Des négociations sont en cours avec Les Républicains. Bruno Retailleau, président du groupe LR au Sénat, a confirmé dans un message interne que des échanges étaient encore nécessaires avant toute décision sur une participation au gouvernement. Une réunion des parlementaires de droite initialement prévue samedi soir a été reportée à ce dimanche.
Tensions persistantes autour des équilibres politiques dans le nouveau gouvernement
Bruno Retailleau a exprimé son mécontentement face au manque d’engagements concrets de Sébastien Lecornu, en particulier sur la politique migratoire. Lors d’une réunion en visioconférence avec des membres de son parti, il a déclaré : « il n’y a rien de rien », faisant référence à ses demandes non satisfaites concernant la gestion des visas, l’aide médicale d’État et le rétablissement du délit de séjour irrégulier.

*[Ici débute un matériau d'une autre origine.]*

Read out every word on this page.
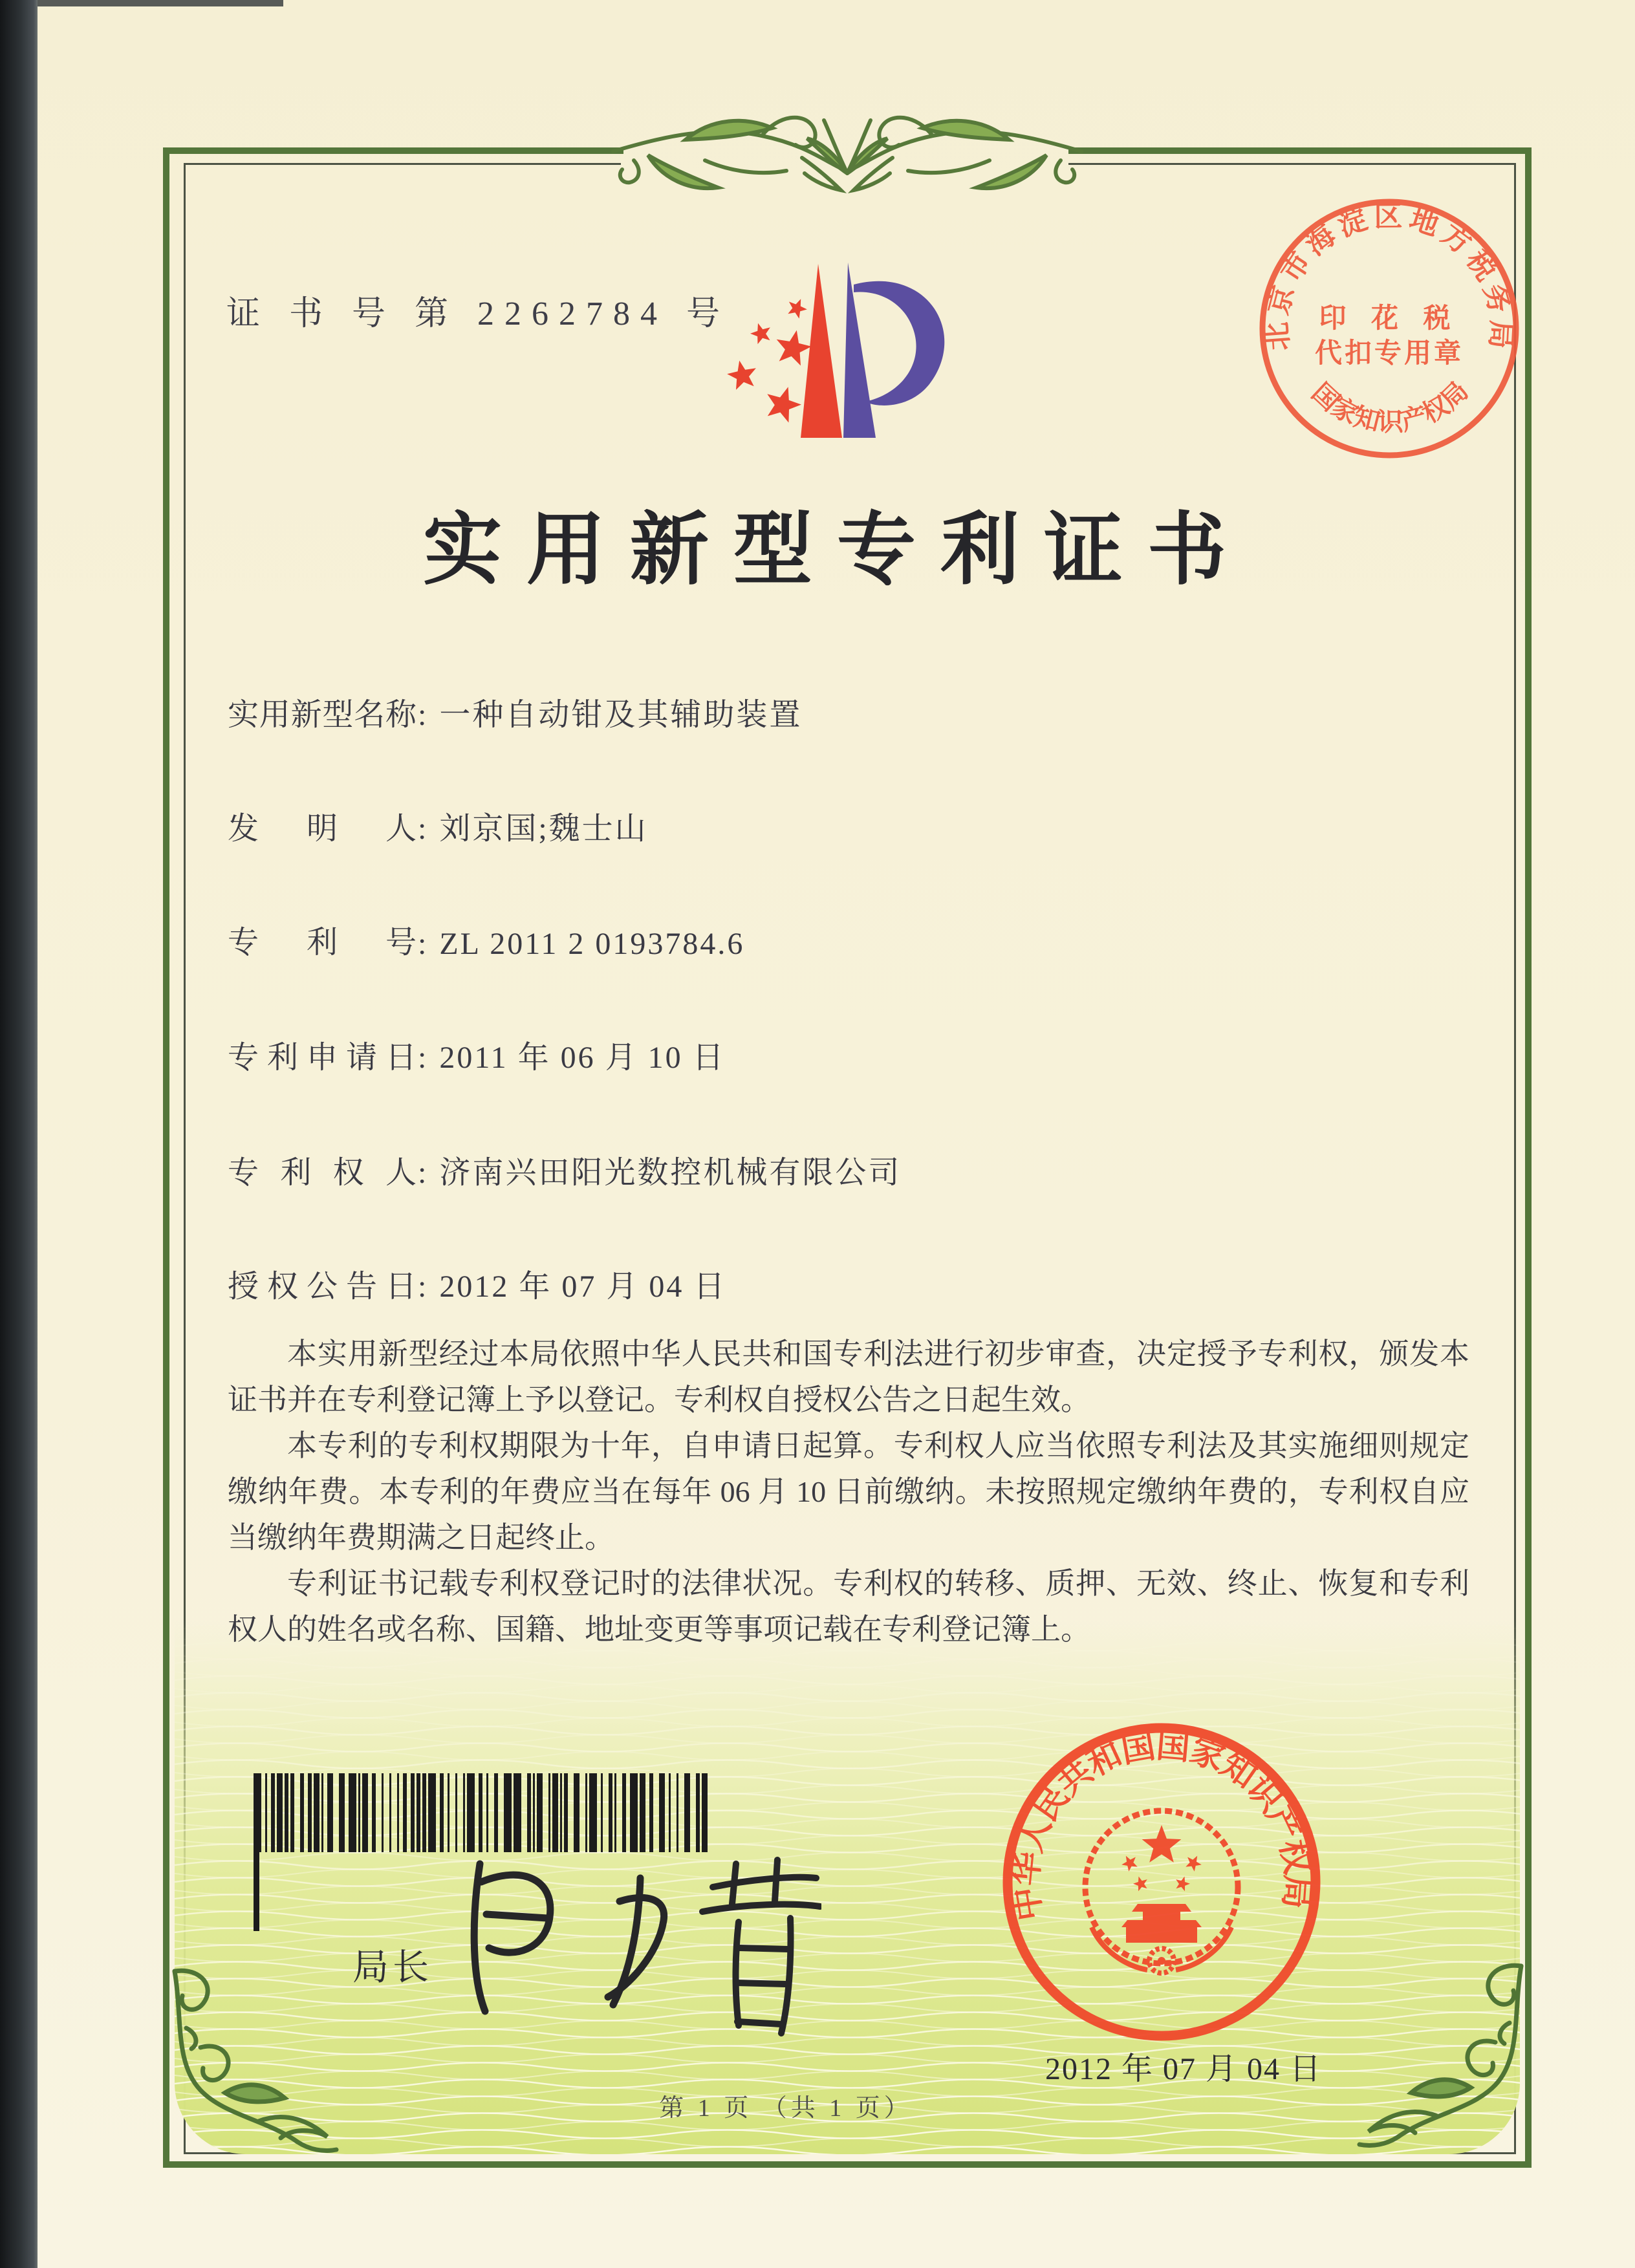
证 书 号 第 2262784 号
北京市海淀区地方税务局
印 花 税
代扣专用章
国家知识产权局
实用新型专利证书
实用新型名称: 一种自动钳及其辅助装置
发明人: 刘京国;魏士山
专利号: ZL 2011 2 0193784.6
专利申请日: 2011 年 06 月 10 日
专利权人: 济南兴田阳光数控机械有限公司
授权公告日: 2012 年 07 月 04 日

本实用新型经过本局依照中华人民共和国专利法进行初步审查，决定授予专利权，颁发本证书并在专利登记簿上予以登记。专利权自授权公告之日起生效。

本专利的专利权期限为十年，自申请日起算。专利权人应当依照专利法及其实施细则规定缴纳年费。本专利的年费应当在每年 06 月 10 日前缴纳。未按照规定缴纳年费的，专利权自应当缴纳年费期满之日起终止。

专利证书记载专利权登记时的法律状况。专利权的转移、质押、无效、终止、恢复和专利权人的姓名或名称、国籍、地址变更等事项记载在专利登记簿上。

局长
中华人民共和国国家知识产权局
2012 年 07 月 04 日
第 1 页 （共 1 页）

Le Premier ministre a tenté une ouverture samedi en confirmant, par l’intermédiaire de son entourage, une baisse de la cotisation sur la valeur ajoutée des entreprises (CVAE) à hauteur de 1,1 milliard d’euros dès 2026. Cette annonce s’inscrit dans les revendications de réduction de la fiscalité portées par la droite.
Le climat reste tendu dans les échanges entre l’exécutif et les partis. Une source parlementaire LR indique que le renoncement au recours à l’article 49.3 « a complètement changé la donne » et évoque une perte d’influence au profit du Rassemblement national et de La France insoumise.
Le Parti Socialiste menace de censurer le gouvernement
Le Parti socialiste, par la voix de son premier secrétaire Olivier Faure, a déclaré : « nous nous dirigeons tout droit vers la censure si la donne ne change pas ». Il a affirmé être prêt à assumer une éventuelle dissolution si le gouvernement échouait à obtenir la confiance de l’Assemblée.
Le MoDem, partenaire de la majorité, a également adressé un courrier demandant une « clarification » au Premier ministre avant de définir les modalités de son soutien. Par ailleurs, selon plusieurs sources, Bruno Retailleau souhaiterait qu’un tiers des ministres soient issus de sa formation politique.
François Rebsamen, ministre sortant de l’Aménagement du territoire, a annoncé qu’il ne serait pas reconduit, invoquant ses « convictions d’homme de gauche ». De son côté, Eric Lombard, ministre démissionnaire de l’Économie, a souligné sur le réseau X l’existence de « pistes de compromis possibles avec plusieurs forces de gauche » concernant le budget.